🔥 John Suhr: “I spent a couple of years at Fender — and learned how I didn’t want to build guitars”

Jan. 25, 2026, 9:15 a.m.

How John Suhr created one of the world’s most respected boutique guitar brands

Few names in the guitar industry command as much respect as John Suhr. His instruments are widely regarded as world-class examples of design, engineering and craftsmanship colliding at the highest possible level — firmly positioned at the ultra-boutique end of guitar manufacturing.

As a result, he has attracted some of the most respected players on the planet as signature artists, including Guthrie Govan, Scott Henderson, Reb Beach and Mateus Asato. He has even crossed into the pop world — earlier this year at Coachella, Lady Gaga was seen playing one of his Classic T models.

But Suhr’s journey didn’t start with guitars at all.

From Manhattan kitchens to guitar royalty

Before becoming a master builder, John Suhr made a living as a cook in Manhattan.

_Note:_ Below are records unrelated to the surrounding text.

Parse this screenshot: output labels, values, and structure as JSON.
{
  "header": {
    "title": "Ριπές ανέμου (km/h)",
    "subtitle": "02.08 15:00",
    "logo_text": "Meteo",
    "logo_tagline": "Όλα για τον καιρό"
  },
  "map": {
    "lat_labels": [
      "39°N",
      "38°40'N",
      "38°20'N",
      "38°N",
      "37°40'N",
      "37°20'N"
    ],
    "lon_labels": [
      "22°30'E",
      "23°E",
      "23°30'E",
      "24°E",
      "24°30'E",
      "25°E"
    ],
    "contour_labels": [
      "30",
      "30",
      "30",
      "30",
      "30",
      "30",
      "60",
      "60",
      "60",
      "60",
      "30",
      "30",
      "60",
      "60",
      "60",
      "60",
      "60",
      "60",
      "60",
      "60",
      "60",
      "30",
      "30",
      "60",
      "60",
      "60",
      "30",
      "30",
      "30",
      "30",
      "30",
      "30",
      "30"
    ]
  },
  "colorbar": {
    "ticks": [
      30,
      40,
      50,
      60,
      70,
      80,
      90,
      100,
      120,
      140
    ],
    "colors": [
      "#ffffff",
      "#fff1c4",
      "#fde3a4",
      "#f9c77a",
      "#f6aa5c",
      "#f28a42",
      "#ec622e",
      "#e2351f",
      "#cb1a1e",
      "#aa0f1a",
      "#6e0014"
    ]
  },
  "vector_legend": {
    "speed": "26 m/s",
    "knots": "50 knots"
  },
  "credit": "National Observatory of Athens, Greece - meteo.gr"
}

Everything changed when he was given the opportunity to handle repairs at the legendary New York guitar store Rudy’s Music.

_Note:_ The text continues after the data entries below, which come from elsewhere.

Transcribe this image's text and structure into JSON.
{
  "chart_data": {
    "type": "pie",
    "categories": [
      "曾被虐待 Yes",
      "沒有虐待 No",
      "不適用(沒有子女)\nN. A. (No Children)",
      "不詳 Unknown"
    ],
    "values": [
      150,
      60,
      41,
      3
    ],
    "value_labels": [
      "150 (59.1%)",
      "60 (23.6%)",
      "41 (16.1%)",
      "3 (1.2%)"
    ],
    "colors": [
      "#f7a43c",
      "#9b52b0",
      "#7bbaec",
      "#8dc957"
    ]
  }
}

He eventually began building his own instruments, which led to a position at the Fender Custom Shop in the mid-’90s as a Senior Master Builder. Two years later, he launched his own company — and the rest is history.

“I took everything apart”

Suhr’s fascination with mechanics started early:

“When I was racing, I was the guy who took his engine apart. If my parents had a hi-fi, I took it apart. Nothing was safe. I just love seeing how things work.”

He started playing guitar in 1973 after racing dirt bikes. He loved the sound of Strat guitars but wasn’t happy with how they played:

“The neck felt too narrow, strings would fall off the fingerboard, and the round radius caused notes to choke out.”

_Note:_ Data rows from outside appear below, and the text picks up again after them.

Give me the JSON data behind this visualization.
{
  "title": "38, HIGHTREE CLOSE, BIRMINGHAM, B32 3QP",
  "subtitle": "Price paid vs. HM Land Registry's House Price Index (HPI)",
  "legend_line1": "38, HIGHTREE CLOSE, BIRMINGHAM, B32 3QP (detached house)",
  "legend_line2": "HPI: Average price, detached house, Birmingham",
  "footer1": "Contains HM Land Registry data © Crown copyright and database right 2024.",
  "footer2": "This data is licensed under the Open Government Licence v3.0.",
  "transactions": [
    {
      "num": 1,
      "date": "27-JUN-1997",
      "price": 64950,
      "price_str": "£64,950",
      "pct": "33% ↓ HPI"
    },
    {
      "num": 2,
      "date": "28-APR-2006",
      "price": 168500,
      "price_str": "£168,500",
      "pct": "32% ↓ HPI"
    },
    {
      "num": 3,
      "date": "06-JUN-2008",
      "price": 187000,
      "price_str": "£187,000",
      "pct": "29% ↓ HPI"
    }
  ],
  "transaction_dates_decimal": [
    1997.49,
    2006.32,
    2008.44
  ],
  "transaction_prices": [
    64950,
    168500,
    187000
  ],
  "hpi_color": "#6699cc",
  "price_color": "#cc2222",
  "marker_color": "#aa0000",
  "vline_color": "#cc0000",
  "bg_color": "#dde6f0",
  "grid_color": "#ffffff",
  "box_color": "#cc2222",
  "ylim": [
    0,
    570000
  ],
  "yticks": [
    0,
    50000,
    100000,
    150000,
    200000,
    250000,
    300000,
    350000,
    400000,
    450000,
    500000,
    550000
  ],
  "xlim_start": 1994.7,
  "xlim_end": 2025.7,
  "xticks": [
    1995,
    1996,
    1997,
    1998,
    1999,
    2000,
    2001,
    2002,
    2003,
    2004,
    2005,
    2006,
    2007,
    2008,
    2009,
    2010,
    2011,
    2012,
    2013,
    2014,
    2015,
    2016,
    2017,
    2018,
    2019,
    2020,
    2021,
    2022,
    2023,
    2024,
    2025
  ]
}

He was obsessed with Brian May and the first Queen album, particularly the phase effects, which inspired him to learn how tones were created.


The guitar that changed everything

At 18, he met jazz guitar builder Bob Benedetto and asked to apprentice with him. Benedetto refused, warning him that guitar building was a tough business with little reward — but allowed him to observe a build.

Suhr later built his own guitar body and sent it out for inlays. When it came back, he was devastated:

“It looked like a kid had attacked it with a screwdriver. That was the day I decided nobody would ever touch my instruments again.”

Soon after, Rudy Pensa gave him a chance at Rudy’s Music. He started doing repairs in a boiler room — and quickly expanded across the store.

Amplifiers, Eddie Van Halen and Bob Bradshaw

By then, Suhr was already modifying Marshall amps and building rack systems. He built a rig for Bob Bradshaw and helped develop the Custom Audio OD-100.

Eddie Van Halen used the CA3+ on For Unlawful Carnal Knowledge.

After two years working with Bradshaw and modding gear for Steve Lukather, Reb Beach, Doug Aldrich and Mike Landau, Suhr realized he missed building guitars.

Why he left Fender

When his wife became pregnant, he needed job security and moved to Fender.

“I spent a couple of years there, learning a lot of history — but also learning how I didn’t want to make guitars. My ideas were different. I left Fender and started my company in 1997.”


Philosophy and models

Asked about best-sellers, Suhr says:

“I honestly don’t know. Classic Fender shapes are still popular. The Mateus Asato models sell well. But all my guitars share the same character.”

He doesn’t try to convince customers:

“I let people choose. That’s the beauty of custom builds.”

He also believes you don’t need the same guitar as your hero:

“Speakers matter more than pickups. You don’t need the exact same instrument to get the same response and tone.”


“I approach tone from the wood to the speaker”

Suhr compares tone to cooking:

“I can give you the exact pizza recipe, but you won’t make the same pizza. It takes 10,000 hours.”

He views tone as a full ecosystem — wood, cables, buffers, pedals, effects loops and speakers.

“If you don’t understand the full signal chain, you won’t succeed in any part of it.”

Steve Stevens once told him:

“I order your guitar and record with it immediately, knowing it’ll be perfect out of the box.”


The future of Suhr

His son Kevin now leads pedal and DSP development. Pete Thorn plays Suhr guitars and amps on stage with Steve Vai and Joe Satriani.

The company is developing a flagship 50-watt amp for the next NAMM Show and working with Lady Gaga and Tim Stewart, as well as new electronics for Andy Timmons and Ian Thornley.


“We don’t build as many guitars as Fender

“What Fender builds in a day, we build in a month. We stay small. I will never grow at the expense of quality. If anything, I want quality to increase.”